ANNIE RODRIGUE : De professeur d'art à artiste entrepreneure

ANNIE RODRIGUE : De professeur d'art à artiste entrepreneure

Si le mariage arts et affaires ne semble pas couler de source et que cette dualité rebute encore beaucoup de gens dans les deux sphères, l'artiste-peintre Annie Rodrigue se reconnaît d'emblée dans le profil d'artiste entrepreneure. C'est en utilisant les compétences et les techniques d'entreprenariat qu'elle a réussi à vivre de son art. « Je cherche les opportunités et je les crée.
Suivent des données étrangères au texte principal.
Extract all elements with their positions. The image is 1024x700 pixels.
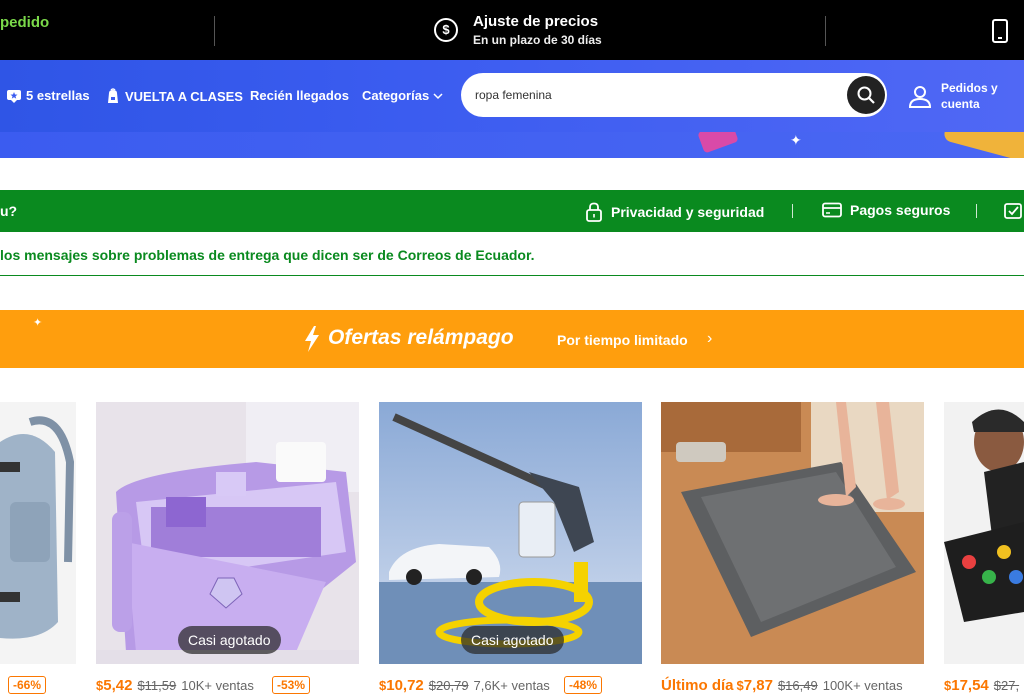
trust-bar: u? Privacidad y seguridad Pagos seguros — [0, 190, 1024, 232]
trust-question[interactable]: u? — [0, 203, 17, 219]
nav-item-categories[interactable]: Categorías — [362, 88, 443, 103]
stock-tag: Casi agotado — [178, 626, 281, 654]
lock-icon — [586, 202, 602, 222]
pushup-board-image — [944, 402, 1024, 664]
price-row: $17,54 $27, — [944, 677, 1019, 694]
sold-count: 7,6K+ ventas — [473, 678, 550, 693]
search-icon — [857, 86, 875, 104]
sold-count: 10K+ ventas — [181, 678, 254, 693]
flash-deals-title: Ofertas relámpago — [328, 326, 514, 349]
old-price: $16,49 — [777, 678, 818, 693]
pencil-case-image — [96, 402, 359, 664]
phone-icon[interactable] — [992, 19, 1008, 43]
current-price: $7,87 — [736, 677, 773, 694]
search-input[interactable] — [475, 85, 835, 105]
divider — [825, 16, 826, 46]
trust-item-payments[interactable]: Pagos seguros — [822, 202, 950, 218]
product-image — [944, 402, 1024, 664]
old-price: $11,59 — [137, 678, 177, 693]
dollar-circle-icon: $ — [434, 18, 458, 42]
star-badge-icon — [7, 89, 21, 103]
flash-deals-subtitle: Por tiempo limitado — [557, 332, 688, 348]
lightning-icon — [305, 326, 319, 352]
old-price: $20,79 — [428, 678, 469, 693]
product-card[interactable]: Casi agotado $10,72 $20,79 7,6K+ ventas … — [379, 402, 642, 700]
old-price: $27, — [993, 678, 1020, 693]
product-image — [0, 402, 76, 664]
sold-count: 100K+ ventas — [822, 678, 903, 693]
decoration — [697, 132, 739, 154]
user-icon — [908, 86, 932, 108]
notice-text: los mensajes sobre problemas de entrega … — [0, 247, 535, 263]
delivery-scam-notice[interactable]: los mensajes sobre problemas de entrega … — [0, 232, 1024, 276]
nav-item-label: VUELTA A CLASES — [125, 88, 243, 104]
discount-badge: -66% — [8, 676, 47, 694]
price-adjust-title[interactable]: Ajuste de precios — [473, 13, 598, 30]
account-label: Pedidos y cuenta — [941, 81, 998, 111]
price-row: $5,42 $11,59 10K+ ventas — [96, 677, 254, 694]
search-button[interactable] — [847, 76, 885, 114]
trust-item-privacy[interactable]: Privacidad y seguridad — [585, 202, 764, 222]
top-promo-bar: pedido $ Ajuste de precios En un plazo d… — [0, 0, 1024, 60]
sparkle-icon: ✦ — [790, 132, 802, 148]
bath-mat-image — [661, 402, 924, 664]
divider — [976, 204, 977, 218]
card-icon — [822, 202, 842, 218]
promo-banner[interactable]: ✦ — [0, 132, 1024, 158]
product-card[interactable]: $17,54 $27, — [944, 402, 1024, 700]
nav-item-5-stars[interactable]: 5 estrellas — [6, 88, 90, 103]
nav-item-back-to-school[interactable]: VUELTA A CLASES — [105, 88, 243, 104]
trust-item-more[interactable] — [1004, 202, 1024, 220]
check-box-icon — [1004, 203, 1022, 219]
stock-tag: Casi agotado — [461, 626, 564, 654]
current-price: $5,42 — [96, 677, 133, 694]
product-image — [96, 402, 359, 664]
nav-item-label: Categorías — [362, 88, 430, 103]
backpack-image — [0, 402, 76, 664]
price-row: Último día $7,87 $16,49 100K+ ventas — [661, 677, 903, 694]
chevron-right-icon: › — [707, 330, 713, 347]
main-navbar: 5 estrellas VUELTA A CLASES Recién llega… — [0, 60, 1024, 132]
price-adjust-subtitle: En un plazo de 30 días — [473, 33, 602, 47]
divider — [214, 16, 215, 46]
flash-deals-banner[interactable]: ✦ Ofertas relámpago Por tiempo limitado … — [0, 310, 1024, 368]
product-image — [379, 402, 642, 664]
discount-badge: -53% — [272, 676, 311, 694]
decoration — [942, 132, 1024, 158]
washer-gun-image — [379, 402, 642, 664]
nav-item-label: 5 estrellas — [26, 88, 90, 103]
product-card[interactable]: -66% — [0, 402, 76, 700]
discount-badge: -48% — [564, 676, 603, 694]
sparkle-icon: ✦ — [33, 317, 43, 329]
chevron-down-icon — [433, 92, 443, 99]
price-row: $10,72 $20,79 7,6K+ ventas — [379, 677, 550, 694]
backpack-icon — [108, 88, 118, 103]
last-day-label: Último día — [661, 677, 734, 694]
divider — [792, 204, 793, 218]
product-card[interactable]: Casi agotado $5,42 $11,59 10K+ ventas -5… — [96, 402, 359, 700]
current-price: $10,72 — [379, 677, 424, 694]
product-image — [661, 402, 924, 664]
promo-left-text[interactable]: pedido — [0, 14, 49, 31]
search-bar — [461, 73, 887, 117]
nav-item-label: Recién llegados — [250, 88, 349, 103]
trust-item-label: Pagos seguros — [850, 202, 951, 218]
product-card[interactable]: Último día $7,87 $16,49 100K+ ventas — [661, 402, 924, 700]
trust-item-label: Privacidad y seguridad — [611, 204, 765, 220]
nav-item-new-arrivals[interactable]: Recién llegados — [250, 88, 349, 103]
current-price: $17,54 — [944, 677, 989, 694]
Le seul moyen pour un artiste-peintre de réussir, c'est de vendre! Il faut que les gens nous connaissent et qu'ils aient envie de se procurer nos œuvres », explique-t-elle.

Après avoir complété des études universitaires en arts visuels, en histoire de l'art et en enseignement, Annie Rodrigue a travaillé comme intervenante communautaire puis comme enseignante en arts plastiques et en arts dramatiques, tout en mettant au monde trois vigoureux garçons. C'est la maladie de son conjoint qui l'a amenée à ressortir du placard ses pots de peinture et ses toiles, comme un besoin viscéral de vivre et d'exprimer ses émotions.  Jumelant pendant un certain temps les deux carrières, celle qui signait d'abord sous le pseudonyme du collectif ProfessArt a décidé en 2012 de se consacrer totalement à sa création, des œuvres abstraites contemporaines expressives et originales. Et en peu de temps, mais en s'investissant  corps et âme pour sa passion, elle a gagné son pari d'en faire un bon gagne-pain.

De Facebook aux galeries d'art

L'art de cette citoyenne d'East Broughton a d'abord voyagé par les réseaux sociaux. Sa page Facebook est suivie par 7300 adeptes. « Ça m'a permis de me faire connaître, d'avoir une réponse instantanée, une appréciation du public sur mon travail », précise-t-elle. Pas moins de 90 % de ses ventes étaient attribuables au Web.  C'était avant qu'elle développe de nouveaux marchés et que sa cote d'artiste triple. Aujourd'hui, ça représente  moins de 15 %.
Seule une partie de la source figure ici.